Così come il numero 1 della Fifa non potrebbe essere donna perché qui vige il “sistema di tutela maschile”: non ci si sposa, non si lavora, non si viaggia e un altro po’ neanche si respira senza il consenso di un uomo.

Infantino potrebbe vedersela brutta da lavoratore immigrato… come quelli che hanno costruito queste bellissime cattedrali intitolate al calcio… un’inchiesta del Guardian ha rivelato che dal 2010 hanno perso la vita più di 6500 operai provenienti dall’Asia Meridionale… tutti morti nei cantieri proprio per garantire al Qatar un mondiale da sogno…
Ma senza birra, proibita negli stadi, ai tifosi semplici. Non ai vip, nelle loro aree riservate, nessun divieto.

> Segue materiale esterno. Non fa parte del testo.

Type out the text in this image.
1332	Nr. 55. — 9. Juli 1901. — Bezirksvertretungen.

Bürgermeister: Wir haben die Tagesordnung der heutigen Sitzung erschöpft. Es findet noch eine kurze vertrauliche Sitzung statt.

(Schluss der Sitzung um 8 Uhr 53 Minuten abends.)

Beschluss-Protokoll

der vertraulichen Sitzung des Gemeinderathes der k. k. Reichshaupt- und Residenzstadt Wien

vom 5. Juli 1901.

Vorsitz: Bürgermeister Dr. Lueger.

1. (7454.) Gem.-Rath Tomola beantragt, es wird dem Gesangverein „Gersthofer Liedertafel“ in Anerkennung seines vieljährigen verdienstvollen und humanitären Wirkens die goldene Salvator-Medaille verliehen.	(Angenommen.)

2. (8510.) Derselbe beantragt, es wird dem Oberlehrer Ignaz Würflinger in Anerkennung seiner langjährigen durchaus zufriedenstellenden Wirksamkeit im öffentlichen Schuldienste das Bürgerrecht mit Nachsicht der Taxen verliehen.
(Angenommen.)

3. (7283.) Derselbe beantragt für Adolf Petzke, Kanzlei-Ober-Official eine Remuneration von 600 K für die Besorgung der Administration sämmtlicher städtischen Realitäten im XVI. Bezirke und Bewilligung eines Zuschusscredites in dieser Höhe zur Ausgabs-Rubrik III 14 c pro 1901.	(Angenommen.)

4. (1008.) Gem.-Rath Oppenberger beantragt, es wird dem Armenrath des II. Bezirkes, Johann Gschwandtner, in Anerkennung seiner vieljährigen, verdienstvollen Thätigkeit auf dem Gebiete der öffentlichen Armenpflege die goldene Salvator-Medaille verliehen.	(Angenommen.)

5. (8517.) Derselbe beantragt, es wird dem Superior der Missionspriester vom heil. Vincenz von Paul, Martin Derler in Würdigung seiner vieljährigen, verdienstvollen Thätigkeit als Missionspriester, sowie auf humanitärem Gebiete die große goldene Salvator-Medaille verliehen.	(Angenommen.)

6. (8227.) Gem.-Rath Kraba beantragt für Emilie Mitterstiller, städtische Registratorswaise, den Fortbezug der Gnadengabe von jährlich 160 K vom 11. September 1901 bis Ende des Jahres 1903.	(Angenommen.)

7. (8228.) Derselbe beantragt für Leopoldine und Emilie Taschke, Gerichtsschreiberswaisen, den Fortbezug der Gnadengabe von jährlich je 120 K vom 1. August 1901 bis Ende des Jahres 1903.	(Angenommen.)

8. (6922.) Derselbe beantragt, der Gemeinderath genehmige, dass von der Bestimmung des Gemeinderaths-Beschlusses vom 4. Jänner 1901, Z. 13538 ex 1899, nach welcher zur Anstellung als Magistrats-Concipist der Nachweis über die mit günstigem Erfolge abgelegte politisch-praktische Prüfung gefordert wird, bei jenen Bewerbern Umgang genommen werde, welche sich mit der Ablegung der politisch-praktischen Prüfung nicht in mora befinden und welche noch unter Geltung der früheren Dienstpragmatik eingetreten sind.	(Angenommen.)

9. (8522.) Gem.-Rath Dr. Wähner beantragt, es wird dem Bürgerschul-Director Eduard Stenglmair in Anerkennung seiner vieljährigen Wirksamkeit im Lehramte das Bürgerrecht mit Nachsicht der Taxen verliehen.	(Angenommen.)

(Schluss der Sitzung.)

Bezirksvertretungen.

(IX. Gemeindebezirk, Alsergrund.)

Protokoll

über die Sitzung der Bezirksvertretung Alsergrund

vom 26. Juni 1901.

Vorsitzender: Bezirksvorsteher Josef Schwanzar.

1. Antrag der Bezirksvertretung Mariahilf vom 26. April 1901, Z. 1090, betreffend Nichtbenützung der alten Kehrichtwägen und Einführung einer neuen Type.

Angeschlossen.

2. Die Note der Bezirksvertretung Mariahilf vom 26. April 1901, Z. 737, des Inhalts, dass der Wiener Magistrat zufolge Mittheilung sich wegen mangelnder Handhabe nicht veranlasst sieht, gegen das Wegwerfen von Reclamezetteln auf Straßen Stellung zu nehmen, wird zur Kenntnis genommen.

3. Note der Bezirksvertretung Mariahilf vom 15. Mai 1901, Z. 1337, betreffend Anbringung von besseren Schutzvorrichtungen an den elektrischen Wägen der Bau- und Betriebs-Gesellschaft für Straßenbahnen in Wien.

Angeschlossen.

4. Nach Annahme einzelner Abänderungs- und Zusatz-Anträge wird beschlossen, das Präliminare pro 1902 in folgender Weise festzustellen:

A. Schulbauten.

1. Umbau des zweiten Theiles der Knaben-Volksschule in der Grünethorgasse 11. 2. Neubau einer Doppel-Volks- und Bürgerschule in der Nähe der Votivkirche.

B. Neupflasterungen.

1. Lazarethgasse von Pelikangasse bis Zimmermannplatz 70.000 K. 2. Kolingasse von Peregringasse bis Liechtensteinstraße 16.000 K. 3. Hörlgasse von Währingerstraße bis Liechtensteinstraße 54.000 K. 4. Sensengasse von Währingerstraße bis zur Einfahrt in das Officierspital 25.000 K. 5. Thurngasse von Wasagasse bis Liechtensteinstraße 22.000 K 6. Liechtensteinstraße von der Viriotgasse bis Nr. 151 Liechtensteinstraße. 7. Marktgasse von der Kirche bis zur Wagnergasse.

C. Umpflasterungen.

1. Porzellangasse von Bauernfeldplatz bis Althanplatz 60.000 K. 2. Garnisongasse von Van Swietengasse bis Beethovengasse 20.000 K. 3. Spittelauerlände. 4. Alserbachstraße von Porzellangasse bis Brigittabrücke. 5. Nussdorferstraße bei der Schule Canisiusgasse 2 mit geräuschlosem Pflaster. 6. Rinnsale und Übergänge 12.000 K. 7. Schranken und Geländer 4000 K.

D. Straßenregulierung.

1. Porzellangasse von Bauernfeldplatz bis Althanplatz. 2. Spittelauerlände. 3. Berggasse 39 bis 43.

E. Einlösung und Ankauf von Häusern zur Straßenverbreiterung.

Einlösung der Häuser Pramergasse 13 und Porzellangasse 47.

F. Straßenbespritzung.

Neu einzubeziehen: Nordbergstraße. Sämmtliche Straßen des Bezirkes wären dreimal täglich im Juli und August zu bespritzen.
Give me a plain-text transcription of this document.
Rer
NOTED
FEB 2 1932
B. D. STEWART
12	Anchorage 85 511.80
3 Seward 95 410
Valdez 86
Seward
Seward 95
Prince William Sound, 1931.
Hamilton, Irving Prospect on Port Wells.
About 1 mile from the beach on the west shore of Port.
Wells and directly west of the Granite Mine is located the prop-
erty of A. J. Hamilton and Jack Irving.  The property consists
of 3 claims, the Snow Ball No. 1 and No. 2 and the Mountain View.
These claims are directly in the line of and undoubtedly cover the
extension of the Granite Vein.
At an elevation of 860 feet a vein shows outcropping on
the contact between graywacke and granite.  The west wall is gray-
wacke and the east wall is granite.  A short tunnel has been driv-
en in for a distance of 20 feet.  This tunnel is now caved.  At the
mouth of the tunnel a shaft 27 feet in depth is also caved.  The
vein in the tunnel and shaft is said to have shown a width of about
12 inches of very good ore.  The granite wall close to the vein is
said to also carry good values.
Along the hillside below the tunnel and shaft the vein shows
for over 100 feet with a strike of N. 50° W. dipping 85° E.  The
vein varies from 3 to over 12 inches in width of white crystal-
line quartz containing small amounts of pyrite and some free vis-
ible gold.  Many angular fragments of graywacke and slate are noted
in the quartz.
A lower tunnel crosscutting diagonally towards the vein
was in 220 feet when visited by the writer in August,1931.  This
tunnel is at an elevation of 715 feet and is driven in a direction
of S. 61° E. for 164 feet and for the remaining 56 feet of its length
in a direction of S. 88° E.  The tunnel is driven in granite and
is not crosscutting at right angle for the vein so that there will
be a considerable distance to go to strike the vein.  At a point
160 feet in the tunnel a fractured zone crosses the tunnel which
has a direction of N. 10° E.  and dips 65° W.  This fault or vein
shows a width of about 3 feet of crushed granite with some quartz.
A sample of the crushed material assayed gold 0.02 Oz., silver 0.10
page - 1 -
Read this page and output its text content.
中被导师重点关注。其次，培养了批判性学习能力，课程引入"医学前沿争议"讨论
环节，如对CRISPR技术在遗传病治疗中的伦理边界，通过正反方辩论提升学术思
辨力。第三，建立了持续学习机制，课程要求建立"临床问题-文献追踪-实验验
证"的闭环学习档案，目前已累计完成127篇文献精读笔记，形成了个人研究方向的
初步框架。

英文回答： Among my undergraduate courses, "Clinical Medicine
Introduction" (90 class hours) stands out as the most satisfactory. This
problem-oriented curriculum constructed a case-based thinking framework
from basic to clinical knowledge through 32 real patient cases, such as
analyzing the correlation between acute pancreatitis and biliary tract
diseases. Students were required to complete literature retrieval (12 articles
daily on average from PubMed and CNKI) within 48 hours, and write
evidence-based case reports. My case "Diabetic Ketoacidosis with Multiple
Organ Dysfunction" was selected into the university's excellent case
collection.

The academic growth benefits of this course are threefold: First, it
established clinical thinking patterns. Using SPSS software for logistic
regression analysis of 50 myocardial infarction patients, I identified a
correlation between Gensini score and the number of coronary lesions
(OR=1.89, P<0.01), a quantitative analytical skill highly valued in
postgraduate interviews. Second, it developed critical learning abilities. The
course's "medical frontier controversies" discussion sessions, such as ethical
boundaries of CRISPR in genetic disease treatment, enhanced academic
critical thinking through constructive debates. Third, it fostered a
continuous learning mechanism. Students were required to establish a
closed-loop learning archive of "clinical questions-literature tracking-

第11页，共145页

In compenso, un mondiale con impianti di aria condizionata super inquinanti di cui ha già potuto beneficiare ieri in tribuna Antonio Guterres, il segretario generale delle Nazioni Unite, lo stesso che pochi giorni fa alla COP27 di Sharm el-Sheikh attaccava proprio l’inquinamento provocato dall’uomo come “un’autostrada verso l’inferno“, ma – si sa – il calcio e tutto ciò che gli gira intorno val bene una messa… in scena.